Grantas Vasiliauskas

No. 18 – Jonava Hipocredit
- Position: Power forward
- League: LKL

Personal information
- Born: January 10, 1999 (age 27) Alytus, Lithuania
- Listed height: 2.04 m (6 ft 8 in)
- Listed weight: 105 kg (231 lb)

Career information
- NBA draft: 2021: undrafted
- Playing career: 2014–present

Career history
- 2014–2016: SRC-Dzūkija Alytus
- 2016–2018: Žalgiris-2 Kaunas
- 2018–2019: Kuršiai Palanga
- 2019: University of Tartu
- 2019: BC Jonava
- 2019–2021: Nevėžis Kėdainiai
- 2021–2023: Lietkabelis Panevėžys
- 2023–2024: RheinStars Köln
- 2024–2025: Lietkabelis Panevėžys
- 2025–2026: Shinagawa CIty
- 2026–present: Jonava Hipocredit

= Grantas Vasiliauskas =

Lithuanian basketball player

Grantas Vasiliauskas (born January 10, 1999, in Alytus) is a Lithuanian professional basketball player for Jonava Hipocredit of the Lithuanian Basketball League (LKL).

==Playing career==
Before starting his professional career, Vasiliauskas played in the RKL with SRC-Dzūkija Alytus from 2014 to 2016.

In 2015, Vasiliauskas participated in the prestigious Adidas Eurocamp in Treviso, Italy.

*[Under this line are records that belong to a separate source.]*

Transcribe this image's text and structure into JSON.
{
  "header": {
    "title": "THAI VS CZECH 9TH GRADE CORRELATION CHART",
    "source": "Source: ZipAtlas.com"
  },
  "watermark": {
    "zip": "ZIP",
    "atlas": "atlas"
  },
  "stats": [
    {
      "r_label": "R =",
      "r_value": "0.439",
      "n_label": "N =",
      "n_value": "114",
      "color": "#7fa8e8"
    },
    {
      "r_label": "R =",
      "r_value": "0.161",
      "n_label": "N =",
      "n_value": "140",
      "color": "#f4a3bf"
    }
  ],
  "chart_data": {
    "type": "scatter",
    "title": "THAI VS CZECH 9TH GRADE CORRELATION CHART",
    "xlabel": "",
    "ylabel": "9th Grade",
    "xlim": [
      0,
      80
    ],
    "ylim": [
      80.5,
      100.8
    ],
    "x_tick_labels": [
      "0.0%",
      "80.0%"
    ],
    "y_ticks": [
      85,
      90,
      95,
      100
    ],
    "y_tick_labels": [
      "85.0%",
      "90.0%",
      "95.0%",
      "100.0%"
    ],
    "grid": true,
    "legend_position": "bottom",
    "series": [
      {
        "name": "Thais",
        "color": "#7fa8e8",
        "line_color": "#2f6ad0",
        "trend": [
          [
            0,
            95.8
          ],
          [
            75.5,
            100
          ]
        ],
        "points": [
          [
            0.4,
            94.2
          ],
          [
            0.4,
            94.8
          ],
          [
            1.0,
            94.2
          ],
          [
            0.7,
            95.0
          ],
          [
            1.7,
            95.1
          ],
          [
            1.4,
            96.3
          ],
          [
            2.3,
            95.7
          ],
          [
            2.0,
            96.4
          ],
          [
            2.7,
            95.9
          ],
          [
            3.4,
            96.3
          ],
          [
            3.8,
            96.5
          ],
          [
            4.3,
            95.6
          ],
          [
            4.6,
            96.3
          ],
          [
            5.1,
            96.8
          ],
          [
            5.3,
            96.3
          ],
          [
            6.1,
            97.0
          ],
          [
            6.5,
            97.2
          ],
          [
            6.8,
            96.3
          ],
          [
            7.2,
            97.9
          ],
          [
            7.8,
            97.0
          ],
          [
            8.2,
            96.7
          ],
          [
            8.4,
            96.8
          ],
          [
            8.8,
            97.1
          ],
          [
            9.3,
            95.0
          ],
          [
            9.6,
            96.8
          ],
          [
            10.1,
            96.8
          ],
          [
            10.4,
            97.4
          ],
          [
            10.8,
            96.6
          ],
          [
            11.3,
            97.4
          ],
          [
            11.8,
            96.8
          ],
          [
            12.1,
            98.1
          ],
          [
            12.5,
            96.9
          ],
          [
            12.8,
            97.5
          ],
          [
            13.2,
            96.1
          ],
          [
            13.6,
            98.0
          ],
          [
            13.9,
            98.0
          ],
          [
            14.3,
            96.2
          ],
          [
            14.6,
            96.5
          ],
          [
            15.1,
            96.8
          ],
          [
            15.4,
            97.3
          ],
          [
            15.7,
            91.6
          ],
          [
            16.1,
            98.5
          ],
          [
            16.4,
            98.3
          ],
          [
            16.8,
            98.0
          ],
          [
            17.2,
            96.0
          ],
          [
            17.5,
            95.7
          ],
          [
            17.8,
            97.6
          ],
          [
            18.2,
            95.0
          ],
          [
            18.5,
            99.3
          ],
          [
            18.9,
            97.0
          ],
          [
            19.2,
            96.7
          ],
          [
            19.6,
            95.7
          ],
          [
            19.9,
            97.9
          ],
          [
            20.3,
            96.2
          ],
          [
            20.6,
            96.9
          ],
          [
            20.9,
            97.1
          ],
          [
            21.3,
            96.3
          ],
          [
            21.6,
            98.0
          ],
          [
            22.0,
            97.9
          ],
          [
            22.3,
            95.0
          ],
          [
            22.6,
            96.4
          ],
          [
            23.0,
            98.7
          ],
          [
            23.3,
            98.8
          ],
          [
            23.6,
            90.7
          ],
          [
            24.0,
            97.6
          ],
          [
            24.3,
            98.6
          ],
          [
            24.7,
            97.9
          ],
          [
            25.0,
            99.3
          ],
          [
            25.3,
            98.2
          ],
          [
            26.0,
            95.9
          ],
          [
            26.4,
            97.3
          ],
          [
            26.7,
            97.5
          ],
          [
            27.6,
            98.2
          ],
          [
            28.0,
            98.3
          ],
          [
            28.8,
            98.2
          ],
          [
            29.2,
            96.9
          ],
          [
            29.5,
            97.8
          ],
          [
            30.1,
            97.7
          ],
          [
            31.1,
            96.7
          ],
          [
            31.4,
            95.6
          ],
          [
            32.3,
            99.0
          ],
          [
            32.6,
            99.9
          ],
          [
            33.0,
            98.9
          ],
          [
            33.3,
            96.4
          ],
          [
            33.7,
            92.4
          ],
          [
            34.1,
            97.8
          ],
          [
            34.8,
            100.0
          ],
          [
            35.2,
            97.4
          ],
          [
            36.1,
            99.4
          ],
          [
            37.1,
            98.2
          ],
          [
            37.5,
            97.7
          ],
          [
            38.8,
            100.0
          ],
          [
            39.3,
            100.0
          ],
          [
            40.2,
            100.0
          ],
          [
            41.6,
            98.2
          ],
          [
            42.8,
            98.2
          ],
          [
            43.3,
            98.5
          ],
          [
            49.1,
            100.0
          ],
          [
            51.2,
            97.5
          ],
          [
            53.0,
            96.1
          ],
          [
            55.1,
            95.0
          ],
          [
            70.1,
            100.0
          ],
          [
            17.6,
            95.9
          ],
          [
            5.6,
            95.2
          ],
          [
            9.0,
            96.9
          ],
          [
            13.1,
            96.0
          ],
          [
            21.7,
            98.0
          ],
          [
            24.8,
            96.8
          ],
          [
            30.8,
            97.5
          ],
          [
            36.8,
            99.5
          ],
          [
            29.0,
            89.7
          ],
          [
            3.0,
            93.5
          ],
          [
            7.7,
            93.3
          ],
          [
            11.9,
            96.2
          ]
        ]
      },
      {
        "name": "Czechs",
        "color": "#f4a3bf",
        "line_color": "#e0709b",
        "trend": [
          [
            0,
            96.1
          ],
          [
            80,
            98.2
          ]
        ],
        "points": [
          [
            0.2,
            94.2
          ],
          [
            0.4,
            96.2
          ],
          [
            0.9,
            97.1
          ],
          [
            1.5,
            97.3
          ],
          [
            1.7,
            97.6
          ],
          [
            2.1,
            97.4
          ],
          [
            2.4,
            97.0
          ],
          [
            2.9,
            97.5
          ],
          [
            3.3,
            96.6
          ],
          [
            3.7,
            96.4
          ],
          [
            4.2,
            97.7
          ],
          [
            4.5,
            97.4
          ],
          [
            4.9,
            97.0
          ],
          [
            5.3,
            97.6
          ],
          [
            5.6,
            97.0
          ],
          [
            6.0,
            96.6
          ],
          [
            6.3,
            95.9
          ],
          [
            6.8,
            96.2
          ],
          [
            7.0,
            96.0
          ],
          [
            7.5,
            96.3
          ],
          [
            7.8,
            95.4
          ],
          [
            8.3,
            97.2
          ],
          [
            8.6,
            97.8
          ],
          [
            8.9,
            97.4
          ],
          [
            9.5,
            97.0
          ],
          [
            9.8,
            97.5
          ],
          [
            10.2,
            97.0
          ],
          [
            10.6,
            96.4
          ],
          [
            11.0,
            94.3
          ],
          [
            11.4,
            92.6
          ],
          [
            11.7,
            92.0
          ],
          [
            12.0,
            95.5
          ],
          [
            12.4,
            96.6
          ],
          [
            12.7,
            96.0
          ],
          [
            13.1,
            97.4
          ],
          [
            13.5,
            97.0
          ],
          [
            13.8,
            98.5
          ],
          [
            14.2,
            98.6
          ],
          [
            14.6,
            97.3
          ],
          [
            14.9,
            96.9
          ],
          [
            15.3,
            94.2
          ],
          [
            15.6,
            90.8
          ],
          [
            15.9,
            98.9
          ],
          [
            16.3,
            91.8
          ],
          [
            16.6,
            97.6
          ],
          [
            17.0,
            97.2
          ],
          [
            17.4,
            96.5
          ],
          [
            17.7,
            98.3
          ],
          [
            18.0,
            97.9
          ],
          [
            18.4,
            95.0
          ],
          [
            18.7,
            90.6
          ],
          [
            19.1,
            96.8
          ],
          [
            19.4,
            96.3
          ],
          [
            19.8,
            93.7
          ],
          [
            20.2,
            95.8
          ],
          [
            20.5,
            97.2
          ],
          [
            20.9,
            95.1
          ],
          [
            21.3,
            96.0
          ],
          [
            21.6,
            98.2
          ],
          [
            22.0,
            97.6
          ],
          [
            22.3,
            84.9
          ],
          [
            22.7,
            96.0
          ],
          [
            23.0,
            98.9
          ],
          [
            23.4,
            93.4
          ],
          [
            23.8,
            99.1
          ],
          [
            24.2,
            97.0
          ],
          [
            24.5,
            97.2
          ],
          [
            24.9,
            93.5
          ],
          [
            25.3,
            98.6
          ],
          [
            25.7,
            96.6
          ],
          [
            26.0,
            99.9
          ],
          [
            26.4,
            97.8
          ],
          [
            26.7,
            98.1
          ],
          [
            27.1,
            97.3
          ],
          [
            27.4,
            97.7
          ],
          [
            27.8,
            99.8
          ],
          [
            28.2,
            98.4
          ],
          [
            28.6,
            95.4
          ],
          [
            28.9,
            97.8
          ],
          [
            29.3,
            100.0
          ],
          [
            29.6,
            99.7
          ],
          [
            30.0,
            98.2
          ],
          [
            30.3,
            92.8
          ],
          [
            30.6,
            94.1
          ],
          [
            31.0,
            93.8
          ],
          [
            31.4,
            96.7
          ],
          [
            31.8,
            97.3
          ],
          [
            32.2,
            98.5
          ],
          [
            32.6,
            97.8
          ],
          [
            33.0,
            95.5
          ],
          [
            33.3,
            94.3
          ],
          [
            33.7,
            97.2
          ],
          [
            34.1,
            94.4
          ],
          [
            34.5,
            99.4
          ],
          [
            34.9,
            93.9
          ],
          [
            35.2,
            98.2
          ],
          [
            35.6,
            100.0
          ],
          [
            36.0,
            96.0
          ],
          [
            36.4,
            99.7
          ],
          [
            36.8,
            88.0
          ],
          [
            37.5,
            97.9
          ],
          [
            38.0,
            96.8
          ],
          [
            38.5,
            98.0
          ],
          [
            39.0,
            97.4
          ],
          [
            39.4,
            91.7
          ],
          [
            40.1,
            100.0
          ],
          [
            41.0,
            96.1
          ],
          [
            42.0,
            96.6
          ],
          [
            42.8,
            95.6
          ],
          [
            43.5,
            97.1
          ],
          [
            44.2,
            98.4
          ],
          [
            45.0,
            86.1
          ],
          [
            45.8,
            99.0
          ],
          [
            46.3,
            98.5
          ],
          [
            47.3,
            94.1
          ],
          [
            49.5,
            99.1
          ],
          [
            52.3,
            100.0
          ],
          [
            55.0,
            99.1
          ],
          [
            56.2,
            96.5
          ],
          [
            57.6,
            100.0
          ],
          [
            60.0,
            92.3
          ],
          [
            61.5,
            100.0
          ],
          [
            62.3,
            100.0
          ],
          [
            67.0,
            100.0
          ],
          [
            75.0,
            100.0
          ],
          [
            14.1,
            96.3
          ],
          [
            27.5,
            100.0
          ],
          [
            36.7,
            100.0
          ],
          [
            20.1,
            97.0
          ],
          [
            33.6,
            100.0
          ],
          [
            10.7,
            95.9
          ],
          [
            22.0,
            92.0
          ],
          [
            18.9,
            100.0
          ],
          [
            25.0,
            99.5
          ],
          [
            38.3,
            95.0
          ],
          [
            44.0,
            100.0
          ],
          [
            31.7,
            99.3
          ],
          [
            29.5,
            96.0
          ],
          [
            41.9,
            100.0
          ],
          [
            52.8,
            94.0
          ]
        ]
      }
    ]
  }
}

In 2016, he participated in the Basketball Without Borders camp in Lohja, Finland, along with his junior squad's teammates Arnas Velička, Ignas Sargiūnas and Lukas Uleckas.

In September, 2016, he signed a long-term deal with the Lithuanian powerhouse Žalgiris Kaunas.

On 13 August 2024, Vasiliauskas signed one–year contract with Lietkabelis Panevėžys of the Lithuanian Basketball League (LKL) and the EuroCup.

On 5 September, 2025, Vasiliauskas signed with Shinagawa City Basketball Club of the Japanese B.League.

On 18 September, 2026, Vasiliauskas signed with Jonava Hipocredit of the Lithuanian Basketball League (LKL).

==National team career==
Vasiliauskas has actively represented Lithuania junior teams on the international stage and won medals multiple times.